Для обычных прогулок мы сворачивали от Литейного моста налево — там открывались самые красивые петербургские места, самый широкий разлив Невы. Для воровских дел нужно было свернуть направо — вдоль всей набережной Робеспьера штабелями лежали дрова, завезенные на баржах летом и осенью. К нашему благу, дрова были метровые, а охранял их старик сторож с ружьецом на веревке. Так как схватить в темноте осину никому не хотелось, мы еще днем производили разведку — прогулочным шагом идешь мимо длинных штабелей и высматриваешь, где береза, а где дрова похуже; математики и другие представители точных наук даже высчитывали шагами расстояние от угла Литейного до березовых поленьев, я и подобные мне гуманитарии прикидывали на глаз и тоже не ошибались, тем более что березовую кору и на ощупь отличишь от любой другой. Вечером, когда набережная погружалась во мрак, мы начинали спектакль: идем парочками, тесно прижимаясь друг к другу, проходя мимо сторожа, воркуем, как влюбленные, иногда останавливаемся у штабеля и даем сторожу понять, что мы целуемся и пялить на нас глаза неэтично. Сторож и не пялил, к тому же он был в тяжелом дворницком тулупе, с опущенными и завязанными под подбородком ушами меховой шапки, чаще всего он и не слышал, что мы тут ходим. Техника умыкания была такая: тихонько снимаем метровое полено потолще и посуше (по весу сразу чувствуется, сухое ли), затем твой спутник прижимает его к себе, если удается — под пальто, ты прижимаешься к полену и к спутнику, сплетенными руками вы оба стараетесь придерживать тяжелое полено, не давая ему выскользнуть… Нужно было дойти до Литейного и завернуть за угол, а там уж можно было вскинуть свое приобретение на плечо и шагать до дому не таясь. В иной вечер мы совершали по три-четыре таких вылазки.
В малопочтенном дровяном предприятии участвовали старшекурсники наравне с подготовишками, партийные и беспартийные, выходцы из социально чуждых классов наравне с ребятами самого что ни на есть пролетарского происхождения. Понятие о социалистической собственности еще не привилось, покупать дрова на рынке могли только нэпманы, а штабеля на набережной от наших набегов как будто и не уменьшались.

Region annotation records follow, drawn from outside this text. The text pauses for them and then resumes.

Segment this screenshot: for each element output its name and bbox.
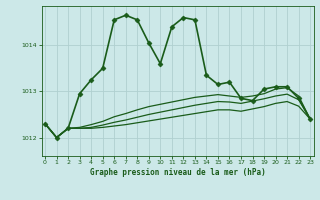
X-axis label: Graphe pression niveau de la mer (hPa): Graphe pression niveau de la mer (hPa) xyxy=(90,168,266,177)
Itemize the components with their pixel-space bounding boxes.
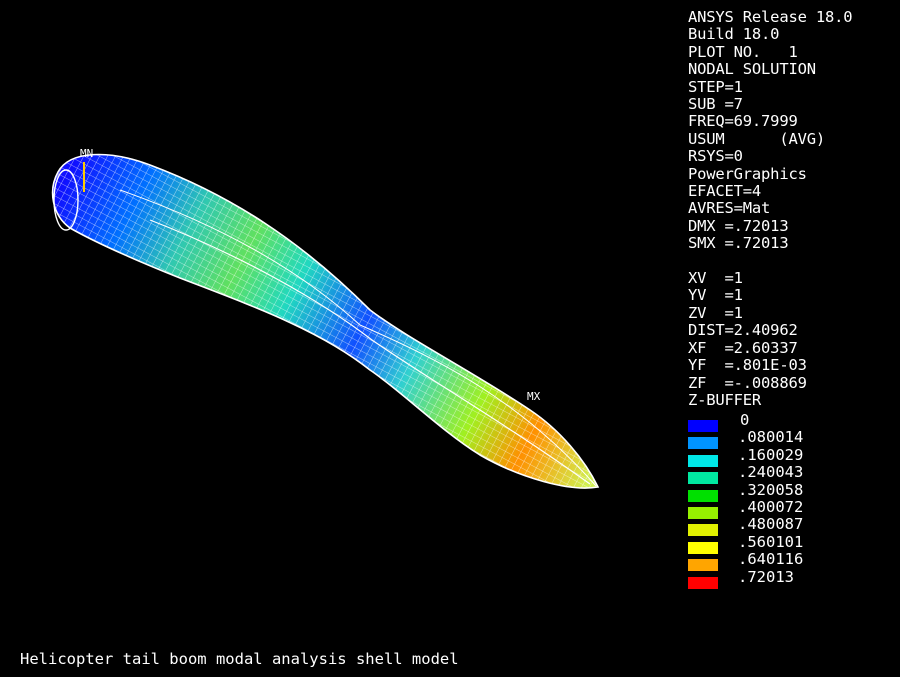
view-line: ZV =1 bbox=[688, 303, 743, 322]
view-line: DIST=2.40962 bbox=[688, 321, 798, 340]
boom-outline bbox=[51, 153, 600, 489]
info-line: NODAL SOLUTION bbox=[688, 60, 816, 79]
legend-label: .560101 bbox=[738, 532, 804, 551]
plot-caption: Helicopter tail boom modal analysis shel… bbox=[20, 650, 459, 668]
legend-swatch bbox=[688, 420, 718, 432]
legend-swatch bbox=[688, 559, 718, 572]
boom-twist-line-2 bbox=[119, 189, 597, 487]
legend-swatch bbox=[688, 472, 718, 485]
solution-info-panel: ANSYS Release 18.0 Build 18.0 PLOT NO. 1 NO… bbox=[688, 8, 853, 409]
info-line: PowerGraphics bbox=[688, 164, 807, 183]
info-line: SMX =.72013 bbox=[688, 234, 789, 253]
view-line: XF =2.60337 bbox=[688, 338, 798, 357]
info-line: AVRES=Mat bbox=[688, 199, 771, 218]
legend-label: 0 bbox=[740, 411, 750, 429]
view-line: YF =.801E-03 bbox=[688, 356, 807, 375]
legend-label: .160029 bbox=[738, 445, 804, 464]
boom-twist-line bbox=[149, 219, 591, 485]
legend-label: .480087 bbox=[738, 515, 804, 534]
info-spacer bbox=[688, 253, 852, 270]
view-line: XV =1 bbox=[688, 269, 743, 288]
info-line: SUB =7 bbox=[688, 95, 743, 114]
info-line: STEP=1 bbox=[688, 77, 743, 96]
legend-swatch bbox=[688, 524, 718, 537]
min-marker-label: MN bbox=[80, 147, 93, 160]
legend-swatch bbox=[688, 454, 718, 467]
tail-boom-model bbox=[51, 153, 600, 489]
view-line: Z-BUFFER bbox=[688, 390, 762, 409]
boom-mesh bbox=[52, 154, 598, 489]
legend-label: .640116 bbox=[738, 550, 804, 569]
legend-swatch bbox=[688, 541, 718, 554]
legend-swatch bbox=[688, 489, 718, 502]
view-line: YV =1 bbox=[688, 286, 743, 305]
info-line: PLOT NO. 1 bbox=[688, 42, 798, 61]
legend-swatch bbox=[688, 576, 718, 589]
legend-label: .72013 bbox=[738, 567, 794, 586]
info-line: RSYS=0 bbox=[688, 147, 743, 166]
info-line: Build 18.0 bbox=[688, 25, 780, 44]
legend-label: .240043 bbox=[738, 463, 804, 482]
legend-swatch bbox=[688, 437, 718, 450]
legend-label: .080014 bbox=[738, 428, 804, 447]
legend-swatch bbox=[688, 506, 718, 519]
info-line: USUM (AVG) bbox=[688, 129, 825, 148]
info-line: ANSYS Release 18.0 bbox=[688, 8, 853, 26]
max-marker-label: MX bbox=[527, 390, 541, 403]
info-line: EFACET=4 bbox=[688, 182, 762, 201]
view-line: ZF =-.008869 bbox=[688, 373, 807, 392]
info-line: DMX =.72013 bbox=[688, 216, 789, 235]
legend-label: .320058 bbox=[738, 480, 804, 499]
info-line: FREQ=69.7999 bbox=[688, 112, 798, 131]
legend-label: .400072 bbox=[738, 497, 804, 516]
boom-root-ring bbox=[53, 169, 79, 231]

Мы же получали от этих набегов-спектаклей чисто детское удовольствие. Да и не так уж далеко ушли мы от детского возраста. Осенью и весной, стоило пойти дождю, по коридору общежития кто-нибудь пробегал, стучал в двери комнат и выкрикивал:
— Ребята, давай плешей!
«Плеши» — это профессора и преподаватели с лысинами. В каждом институте находилось несколько «плешей», их заносили в список, нужно было записать сорок фамилий, тогда листок с фамилиями бросали в окно — считалось, что сорок «плешей» прекратят дождь и снова засияет, подобно лысине, солнышко. Не знаю уж почему, но даже по ряду
институтов нам удавалось наскрести тридцать восемь или тридцать девять «плешей», а вот сороковую никак не находили, бежали куда-то еще, скажем во вторую мансардную квартиру, через лестницу, там тоже было общежитие, или коллективно ждали, когда вернется из Политехнического аккуратный Алексей, не пропускающий лекций, или университетский химик Ленечка с лабораторных занятий, и, завидев одного из них, хором кричали:— Скорее давай плешь!
«Плеши» требовались без обмана, не с проплешинкой, а с настоящей лысиной, иначе, говорили, не подействует.

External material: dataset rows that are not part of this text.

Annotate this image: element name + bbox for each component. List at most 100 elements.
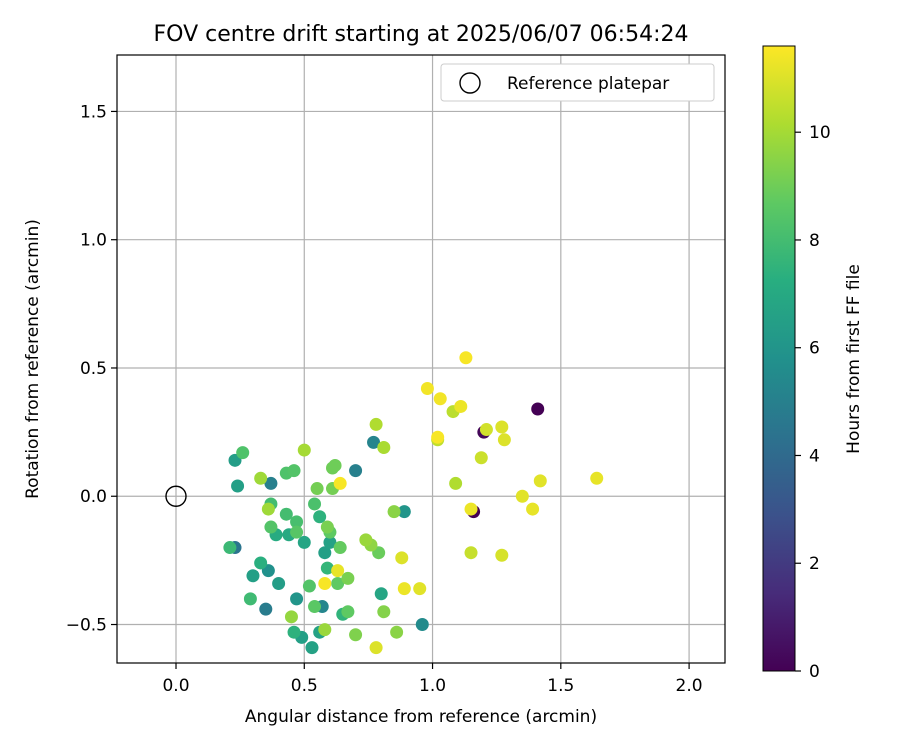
data-point [328,458,342,472]
data-point [259,602,273,616]
data-point [308,600,322,614]
data-point [495,548,509,562]
colorbar-gradient [762,45,796,672]
data-point [349,464,363,478]
data-point [395,551,409,565]
data-point [320,561,334,575]
x-tick-label: 2.0 [676,676,703,696]
data-point [318,623,332,637]
colorbar-tick-label: 0 [809,662,820,682]
x-ticks: 0.0 0.5 1.0 1.5 2.0 [162,663,703,696]
data-point [287,464,301,478]
data-point [464,546,478,560]
data-point [320,520,334,534]
data-point [474,451,488,465]
data-point [254,471,268,485]
legend-entry-reference-platepar: Reference platepar [507,74,669,94]
data-point [243,592,257,606]
data-point [254,556,268,570]
data-point [231,479,245,493]
data-point [369,417,383,431]
colorbar-tick-label: 4 [809,446,820,466]
reference-platepar-marker [165,485,187,507]
data-point [377,441,391,455]
data-point [310,482,324,496]
colorbar-tick-label: 2 [809,554,820,574]
data-point [531,402,545,416]
chart-title: FOV centre drift starting at 2025/06/07 … [154,22,689,47]
data-point [533,474,547,488]
data-point [420,382,434,396]
data-point [261,502,275,516]
colorbar: 0 2 4 6 8 10 Hours from first FF file [762,45,864,682]
data-point [415,618,429,632]
colorbar-ticks: 0 2 4 6 8 10 [795,123,831,682]
legend: Reference platepar [440,63,715,102]
data-point [323,535,337,549]
y-tick-label: 0.5 [80,359,107,379]
colorbar-label: Hours from first FF file [844,264,864,454]
data-point [302,579,316,593]
data-point [413,582,427,596]
data-point [479,423,493,437]
x-tick-label: 0.0 [162,676,189,696]
data-point [290,515,304,529]
data-point [495,420,509,434]
plot-area: 0.0 0.5 1.0 1.5 2.0 −0.5 0.0 0.5 1.0 1.5 [66,54,726,696]
data-point [433,392,447,406]
y-tick-label: 1.0 [80,231,107,251]
legend-reference-marker [459,72,481,94]
data-points [165,351,604,655]
data-point [464,502,478,516]
data-point [297,443,311,457]
data-point [287,625,301,639]
data-point [272,576,286,590]
data-point [331,564,345,578]
data-point [515,489,529,503]
x-axis-label: Angular distance from reference (arcmin) [245,707,597,727]
data-point [341,571,355,585]
data-point [397,582,411,596]
data-point [390,625,404,639]
data-point [449,476,463,490]
data-point [290,525,304,539]
x-tick-label: 0.5 [291,676,318,696]
data-point [333,476,347,490]
y-ticks: −0.5 0.0 0.5 1.0 1.5 [66,102,117,636]
y-tick-label: −0.5 [66,616,107,636]
legend-box [440,63,715,102]
x-tick-label: 1.5 [547,676,574,696]
data-point [297,535,311,549]
data-point [369,641,383,655]
data-point [497,433,511,447]
data-point [246,569,260,583]
data-point [349,628,363,642]
data-point [223,541,237,555]
data-point [377,605,391,619]
plot-frame [116,54,726,664]
x-tick-label: 1.0 [419,676,446,696]
data-point [279,507,293,521]
data-point [290,592,304,606]
data-point [331,576,345,590]
y-tick-label: 1.5 [80,102,107,122]
data-point [367,435,381,449]
data-point [454,399,468,413]
data-point [359,533,373,547]
data-point [590,471,604,485]
data-point [374,587,388,601]
data-point [431,430,445,444]
data-point [318,576,332,590]
data-point [236,446,250,460]
data-point [264,476,278,490]
data-point [387,505,401,519]
y-tick-label: 0.0 [80,487,107,507]
y-axis-label: Rotation from reference (arcmin) [23,219,43,499]
colorbar-tick-label: 10 [809,123,831,143]
data-point [333,541,347,555]
data-point [341,605,355,619]
data-point [318,546,332,560]
data-point [397,505,411,519]
data-point [313,510,327,524]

Жили мы, конечно, впроголодь и не огорчались — считалось, что все студенты живут впроголодь, на то они и студенты. В пайке нам выдавали пшено, подмороженный картофель и мясо, которое часто бывало «с душком», так что Лелька его долго отмывала и вымачивала в растворе марганцовки. Затем мы варили похлебки — по очереди пшенно-картофельную или картофельно-пшенную, разница была в дозировке. А ели пополам с болтовней и смехом, тогда «лучше проходит».
Недалеко от нас на Литейном процветали нэпманские рестораны, туда ходила нарядная публика, из дверей сочился на улицу упоительный запах жареного мяса, или лука, или рыбы. Мы с Лелей относились к этим запахам стоически: это все для нэпманов, ну их к черту, мы же нэпманами быть не хотим, проси не проси — не согласимся, значит, и принюхиваться к их жратве незачем. Но вот кондитерская в нашем доме… Ее витрина сверкала прямо перед глазами — выходим ли мы из-под дворовой арки, идем ли домой, никак не миновать эту витрину с румяными булочками, с присыпанными орехом кренделями, с пирожными, облитыми шоколадом или смазанными кремом… Зажмуришься, а глаза и в щелочку видят такое великолепие.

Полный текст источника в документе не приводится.